La teinture naturelle à la Quinzaine du Japon en Occitanie

Par Delphine Talbot
Chercheur en design couleur et sensoriel, spécialisée en teinture végétale et performeur culinaire

Déc 14, 2023

Un homme japonais devant des cuves de teinture textile - photo Delphine TALBOT

La Quinzaine du Japon en Occitanie a pour but de célébrer, renforcer et développer les relations franco-japonaises notamment dans les domaines de l’économie, de la culture, de l’enseignement, de la recherche et du sport. Le 22 novembre 2023, dans le cadre d’une demi-journée de conférence sur les liens interculturels et sur une invitation de la Région et de l’association CRICAO, j’ai choisi d’aborder la question de l’art textile d’une part, et de résidences artistiques de création ayant pris place à Okinawa ces dernières années.

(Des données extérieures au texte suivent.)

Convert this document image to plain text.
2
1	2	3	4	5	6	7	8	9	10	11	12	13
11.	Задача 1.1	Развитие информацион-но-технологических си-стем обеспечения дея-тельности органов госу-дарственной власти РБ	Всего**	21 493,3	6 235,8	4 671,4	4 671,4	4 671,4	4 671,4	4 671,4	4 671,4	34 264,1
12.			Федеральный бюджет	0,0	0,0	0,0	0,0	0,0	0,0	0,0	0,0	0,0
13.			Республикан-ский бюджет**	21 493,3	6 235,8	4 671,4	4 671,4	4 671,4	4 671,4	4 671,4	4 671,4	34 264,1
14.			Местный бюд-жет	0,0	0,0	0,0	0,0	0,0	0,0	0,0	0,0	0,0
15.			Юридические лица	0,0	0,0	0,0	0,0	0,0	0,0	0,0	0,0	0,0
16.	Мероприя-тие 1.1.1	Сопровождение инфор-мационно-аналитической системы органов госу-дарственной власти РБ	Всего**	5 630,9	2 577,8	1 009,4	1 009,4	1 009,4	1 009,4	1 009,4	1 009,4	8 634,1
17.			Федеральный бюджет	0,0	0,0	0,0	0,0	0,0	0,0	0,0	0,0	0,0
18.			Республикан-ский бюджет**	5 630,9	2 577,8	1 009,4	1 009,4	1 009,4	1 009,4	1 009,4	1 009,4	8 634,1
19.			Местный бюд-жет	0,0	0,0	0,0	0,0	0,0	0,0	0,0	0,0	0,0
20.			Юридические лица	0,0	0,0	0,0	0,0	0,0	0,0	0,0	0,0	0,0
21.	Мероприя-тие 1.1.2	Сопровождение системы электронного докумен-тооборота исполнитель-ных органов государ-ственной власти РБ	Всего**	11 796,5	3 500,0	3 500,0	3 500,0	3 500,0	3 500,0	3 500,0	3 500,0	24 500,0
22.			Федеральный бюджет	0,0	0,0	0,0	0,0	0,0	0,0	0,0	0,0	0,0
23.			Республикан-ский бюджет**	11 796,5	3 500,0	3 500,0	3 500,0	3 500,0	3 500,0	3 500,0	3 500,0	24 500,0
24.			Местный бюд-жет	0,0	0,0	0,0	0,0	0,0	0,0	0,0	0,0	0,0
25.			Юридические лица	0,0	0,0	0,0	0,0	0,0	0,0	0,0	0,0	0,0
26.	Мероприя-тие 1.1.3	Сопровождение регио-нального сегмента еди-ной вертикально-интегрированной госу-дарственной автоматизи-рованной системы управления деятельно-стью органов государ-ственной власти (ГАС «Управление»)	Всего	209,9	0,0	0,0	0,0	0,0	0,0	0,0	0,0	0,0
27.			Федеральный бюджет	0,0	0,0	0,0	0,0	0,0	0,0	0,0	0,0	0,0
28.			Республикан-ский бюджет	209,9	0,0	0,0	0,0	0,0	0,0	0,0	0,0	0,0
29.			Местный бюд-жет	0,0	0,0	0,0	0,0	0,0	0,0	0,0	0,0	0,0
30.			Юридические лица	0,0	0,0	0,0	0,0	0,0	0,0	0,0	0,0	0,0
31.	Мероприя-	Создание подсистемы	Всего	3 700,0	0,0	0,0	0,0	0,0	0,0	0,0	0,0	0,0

J’ai donné une conférence sur les pratiques de coloration textiles issues de végétaux locaux, proposant la notion de territoires, voire de terroirs, chromatiques, grâce à la présentation de résultats d’études de terrain que j’ai effectuées depuis 2004, et jusqu’à aujourd’hui au Japon, incluant les îles des Ryukyus et Okinawa. L’un des objectifs de cette présentation était de valoriser le travail de nombreux artisans japonais impliquant des plantes tinctoriales locales : de la culture du végétal à l’atelier de pratique, jusqu’à la production de textiles destinés à la fabrication de kimonos. A partir de la classification des domaines de couleurs proposée par Sachio Yoshioka (Dictionnaire des couleurs du Japon) j’ai développé chaque champs chromatique en m’appuyant sur la présentation de techniques tinctoriales et tisserandes locales, la plupart du temps insulaires (îles des Ryukyus, île de Hachijo près de Tokyo), avec quelques récits sur des pratiques occurant à Kyoto et aux alentours de l’ancienne capitale japonaise, dans les montagnes. La qualité des teintes, leur origine végétale, parfois même animale, et la singularité des motifs, des effets de surface (brillance, matité, vibrance…), le soin des gestes tout au long du processus (cultiver, filer, extraire, teindre, tisser, patiner…), tout concourt à la création de coloris uniques, qui exemplifient un patrimoine chromatique très varié et toujours vivant, grâce aux humains qui engagent leur vie dans leur art, par amour du textile. Il s’agit d’une véritable poétique de la couleur japonaise qui se dessine grâce à cette approche située de la couleur.
cuve de teinture - delphine talbot
J’ai aussi fait la présentation des actions menées lors d’une résidence artistique à Okinawa en 2019, lors de laquelle j’ai donné quelques ateliers de teinture végétale dans des milieux scolaires ; coordonné une “battle” entre deux chefs cuisiniers aux esthétiques et techniques très opposées, en investissant leur caractéristiques de mode conceptuel et imposant quelques aliments bruts à travailler. Enfin la performance de design culinaire qui a eu lieu à la fin de cette résidence, en collaboration avec plusieurs chefs de l’île, a été présentée du point de vue du récit construit autour de Shimi pratique rituel réalisée pour les ancêtres en avril à Okinawa, qui se manifeste principalement par le fait de faire des offrandes et de manger près des tombes, en famille. Le scénario du KatchaKatcha pour Okinawa, qui a pris place dans un ancien Drive in constitué de plusieurs salles, consistait en la matérialisation chromatique, sensorielle et culinaire de la traversée de l’âme, depuis la mise en terre du corps jusqu’à sa réincarnation. Traversées imaginées et inspirées par la culture japonaise en termes de croyances et de pratiques autour de la mort, cette performance fut l’occasion d’explorer les potentiels d’une expérience sensorielle, grâce à divers procédés immersifs (lumière, température, sensations tactiles, humidité…).